Tuesday, December 25, 2007

Why so Haute?

Although within couture circles it is considered inappropriate to reveal the price of any outfit, this has not deterred the fashion press from pointing out the main reason haute couture resides at the top of the fashion pyramid. Its exclusivity lies in the fact that although millions of woman around the world may be able to afford the latest IT-bag from Prada or a Balenciaga skirt. There are only a handful of women around the globe, estimates fluctuate between 200-300, who have the means to spend thousands of dollars on an haute couture garment hand-fitted to their every curve, and created by the most gifted seamstresses and craftsman in the world.

Unlike ready-to-wear, couture garments do not come with a price tag. Instead the price of a particular piece is based on several factors. At the big couture houses such as Dior, Chanel, and Gautier, a simple custom-made suit without any details to speak of can cost about $30,000. If one were to add a chiffon blouse embroidered by Lesage or a silk evening gown strewn with exotic feathers, then prices can rise to a stratospheric $50,000-$100,000.

A model is often never reproduced more than three times, and then only with the permission of the client who first claimed it. What follows is a carefully calibrated dance where the names and locations of the other clients are checked, as well as the functions they intend to wear the piece to in order to insure that no two clients are dressed alike at the same event.
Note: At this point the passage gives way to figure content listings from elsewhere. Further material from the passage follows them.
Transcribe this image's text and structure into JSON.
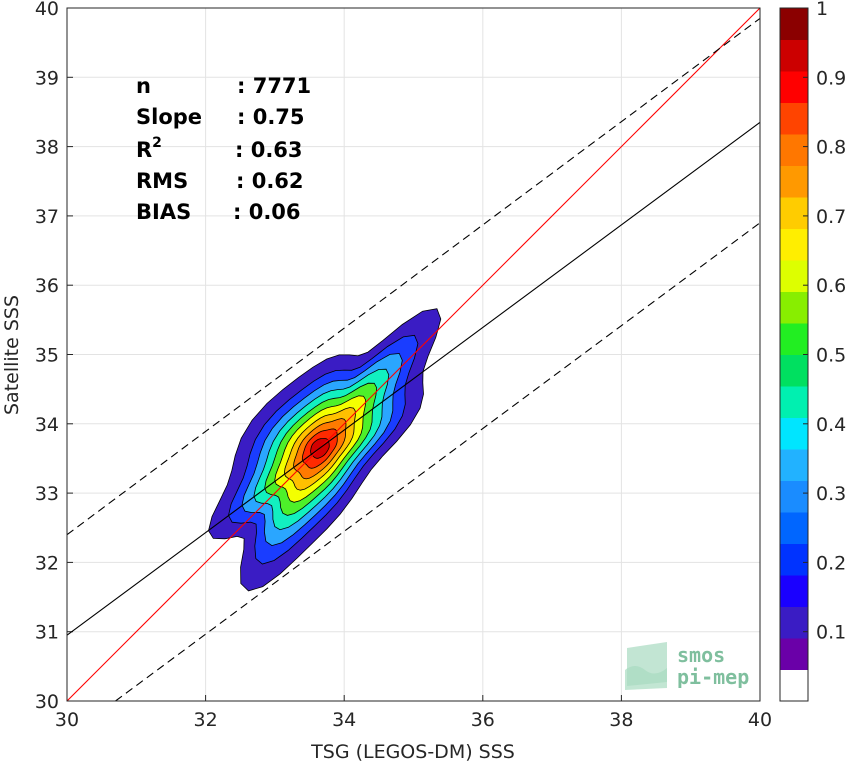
{
  "chart_data": {
    "type": "heatmap",
    "subtype": "density-contour-scatter",
    "xlabel": "TSG (LEGOS-DM) SSS",
    "ylabel": "Satellite SSS",
    "xlim": [
      30,
      40
    ],
    "ylim": [
      30,
      40
    ],
    "x_ticks": [
      "30",
      "32",
      "34",
      "36",
      "38",
      "40"
    ],
    "y_ticks": [
      "30",
      "31",
      "32",
      "33",
      "34",
      "35",
      "36",
      "37",
      "38",
      "39",
      "40"
    ],
    "grid": true,
    "stats": [
      {
        "label": "n",
        "value": ": 7771"
      },
      {
        "label": "Slope",
        "value": ": 0.75"
      },
      {
        "label": "R",
        "sup": "2",
        "value": ": 0.63"
      },
      {
        "label": "RMS",
        "value": ": 0.62"
      },
      {
        "label": "BIAS",
        "value": ": 0.06"
      }
    ],
    "lines": [
      {
        "role": "identity",
        "color": "#ff0000",
        "style": "solid",
        "points": [
          [
            30,
            30
          ],
          [
            40,
            40
          ]
        ]
      },
      {
        "role": "regression",
        "color": "#000000",
        "style": "solid",
        "points": [
          [
            30,
            30.95
          ],
          [
            40,
            38.35
          ]
        ]
      },
      {
        "role": "upper-bound",
        "color": "#000000",
        "style": "dashed",
        "points": [
          [
            30,
            32.4
          ],
          [
            40,
            39.85
          ]
        ]
      },
      {
        "role": "lower-bound",
        "color": "#000000",
        "style": "dashed",
        "points": [
          [
            30.7,
            30
          ],
          [
            40,
            36.9
          ]
        ]
      }
    ],
    "density_center": [
      33.65,
      33.65
    ],
    "contour_levels": [
      {
        "level": 0.1,
        "color": "#3a1cc4"
      },
      {
        "level": 0.2,
        "color": "#1a3dff"
      },
      {
        "level": 0.3,
        "color": "#2aa6ff"
      },
      {
        "level": 0.4,
        "color": "#12f0c0"
      },
      {
        "level": 0.5,
        "color": "#4df02a"
      },
      {
        "level": 0.6,
        "color": "#f4ff00"
      },
      {
        "level": 0.7,
        "color": "#ffc000"
      },
      {
        "level": 0.8,
        "color": "#ff7a00"
      },
      {
        "level": 0.9,
        "color": "#ff2a00"
      },
      {
        "level": 1.0,
        "color": "#d40000"
      }
    ],
    "colorbar": {
      "ticks": [
        "0.1",
        "0.2",
        "0.3",
        "0.4",
        "0.5",
        "0.6",
        "0.7",
        "0.8",
        "0.9",
        "1"
      ],
      "range": [
        0,
        1
      ],
      "colors": [
        "#ffffff",
        "#6a00a8",
        "#3a1cc4",
        "#1a00ff",
        "#0033ff",
        "#0066ff",
        "#1a8cff",
        "#22b2ff",
        "#00e5ff",
        "#00f0b0",
        "#00e060",
        "#22ee22",
        "#88ee00",
        "#ddff00",
        "#ffee00",
        "#ffcc00",
        "#ff9900",
        "#ff7700",
        "#ff4400",
        "#ff0000",
        "#cc0000",
        "#8b0000"
      ]
    },
    "logo": {
      "line1": "smos",
      "line2": "pi-mep"
    }
  }
}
There is also the question of a customer’s size. Many of the regular clients often try to maintain a thin frame in order to fit into the couture samples and acquire the garments at a reduced rate. But if a larger customer falls in love with a dress she will have the garment created for her from scratch. This often requires more fabric and costly embellishment than for a slimmer client, and so the price of a new garment will often climb. The late New York socialite Nan Kempner, one of couture’s most famous collectors, was known to maintain her reed thin body in order to fit into couture samples, and thus purchase her outfits at significantly reduced prices.